Although it's such a cliche, today these words have a special meaning for me. You see, this is the day my divorce with Josie becomes official. As of midnight, we are no longer man and wife.

It's bittersweet, to be certain, and I know that Josie feels a little sad, too. Yesterday, on her birthday, I called her up and offered to have a little party for her at my place. She declined, preferring to spend the night quietly with Andrew.

"Well, then I'll give you another gift," I teased. "I will allow the divorce to become official tomorrow."

"I don't think you could stop that if you tried, Ted."

"Sure I could! I could call up the court, right now. But for you, I won't."

"Thanks, Ted," she laughed. "I appreciate that."

I'm very happy we've managed to get through this and still remain such good friends. So, rather than being maudlin about things, I thought it be interesting to look back at my journal, to where we were eight years ago, right before everything changed in our lives.

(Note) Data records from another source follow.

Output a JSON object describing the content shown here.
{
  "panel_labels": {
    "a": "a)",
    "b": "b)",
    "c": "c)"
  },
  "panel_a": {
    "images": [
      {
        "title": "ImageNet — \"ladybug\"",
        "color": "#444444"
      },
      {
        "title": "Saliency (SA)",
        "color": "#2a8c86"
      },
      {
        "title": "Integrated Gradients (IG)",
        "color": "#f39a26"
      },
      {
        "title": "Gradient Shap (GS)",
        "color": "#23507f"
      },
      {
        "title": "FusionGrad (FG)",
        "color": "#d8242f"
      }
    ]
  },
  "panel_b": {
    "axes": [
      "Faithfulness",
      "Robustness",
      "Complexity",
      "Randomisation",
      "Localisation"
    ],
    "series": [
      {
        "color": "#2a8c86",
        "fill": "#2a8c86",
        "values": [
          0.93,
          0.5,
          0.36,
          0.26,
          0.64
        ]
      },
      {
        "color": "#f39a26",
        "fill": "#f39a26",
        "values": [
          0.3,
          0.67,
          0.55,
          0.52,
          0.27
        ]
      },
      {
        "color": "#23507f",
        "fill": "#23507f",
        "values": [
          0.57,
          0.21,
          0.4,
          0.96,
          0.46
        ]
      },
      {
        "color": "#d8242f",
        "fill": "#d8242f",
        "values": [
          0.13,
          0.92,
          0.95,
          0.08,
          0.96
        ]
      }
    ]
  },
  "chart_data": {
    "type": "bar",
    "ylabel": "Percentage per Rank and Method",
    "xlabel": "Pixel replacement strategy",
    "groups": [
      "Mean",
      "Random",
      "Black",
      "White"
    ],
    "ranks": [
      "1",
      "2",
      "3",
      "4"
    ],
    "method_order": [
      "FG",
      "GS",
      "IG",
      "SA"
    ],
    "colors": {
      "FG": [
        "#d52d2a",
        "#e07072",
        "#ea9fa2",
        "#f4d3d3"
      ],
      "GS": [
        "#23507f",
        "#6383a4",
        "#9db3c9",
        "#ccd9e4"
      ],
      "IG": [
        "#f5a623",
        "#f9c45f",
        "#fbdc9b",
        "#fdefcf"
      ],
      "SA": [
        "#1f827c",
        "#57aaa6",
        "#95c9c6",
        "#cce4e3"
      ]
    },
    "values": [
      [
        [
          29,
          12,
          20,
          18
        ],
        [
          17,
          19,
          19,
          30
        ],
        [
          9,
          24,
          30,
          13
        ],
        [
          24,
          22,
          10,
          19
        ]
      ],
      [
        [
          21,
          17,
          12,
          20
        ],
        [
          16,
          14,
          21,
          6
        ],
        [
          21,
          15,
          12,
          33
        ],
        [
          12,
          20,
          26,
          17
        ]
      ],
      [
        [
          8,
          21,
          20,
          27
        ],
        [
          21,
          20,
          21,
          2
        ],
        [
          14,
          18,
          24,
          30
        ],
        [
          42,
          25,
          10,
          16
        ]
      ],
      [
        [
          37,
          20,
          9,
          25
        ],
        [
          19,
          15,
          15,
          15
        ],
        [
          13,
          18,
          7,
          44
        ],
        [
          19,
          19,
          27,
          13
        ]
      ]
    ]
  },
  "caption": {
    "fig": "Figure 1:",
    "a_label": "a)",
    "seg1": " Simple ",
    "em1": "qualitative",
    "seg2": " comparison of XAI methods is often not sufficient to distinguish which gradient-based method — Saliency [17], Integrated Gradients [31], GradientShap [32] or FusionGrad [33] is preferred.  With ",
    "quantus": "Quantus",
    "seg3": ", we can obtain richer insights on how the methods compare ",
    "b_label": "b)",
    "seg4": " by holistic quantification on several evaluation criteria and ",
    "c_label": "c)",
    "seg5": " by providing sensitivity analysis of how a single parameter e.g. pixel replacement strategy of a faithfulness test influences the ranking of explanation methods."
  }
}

I just wanted a sleepy entry, really...a day free of drama or strife. Lo and behold, I found one right away. I discovered a glimpse of what life was like back than...and a reminder (as if I needed one) that sometimes we start to lose value in the things that we have...and it's important to REMEMBER.

I still believe it's important to turn the tin in your life back into gold, whenever possible. Don't forget the things you cherish or you will surely lose them. Value what you have and also, what you've had. That's what gives our lives meaning, after all.

That's what makes life worth living.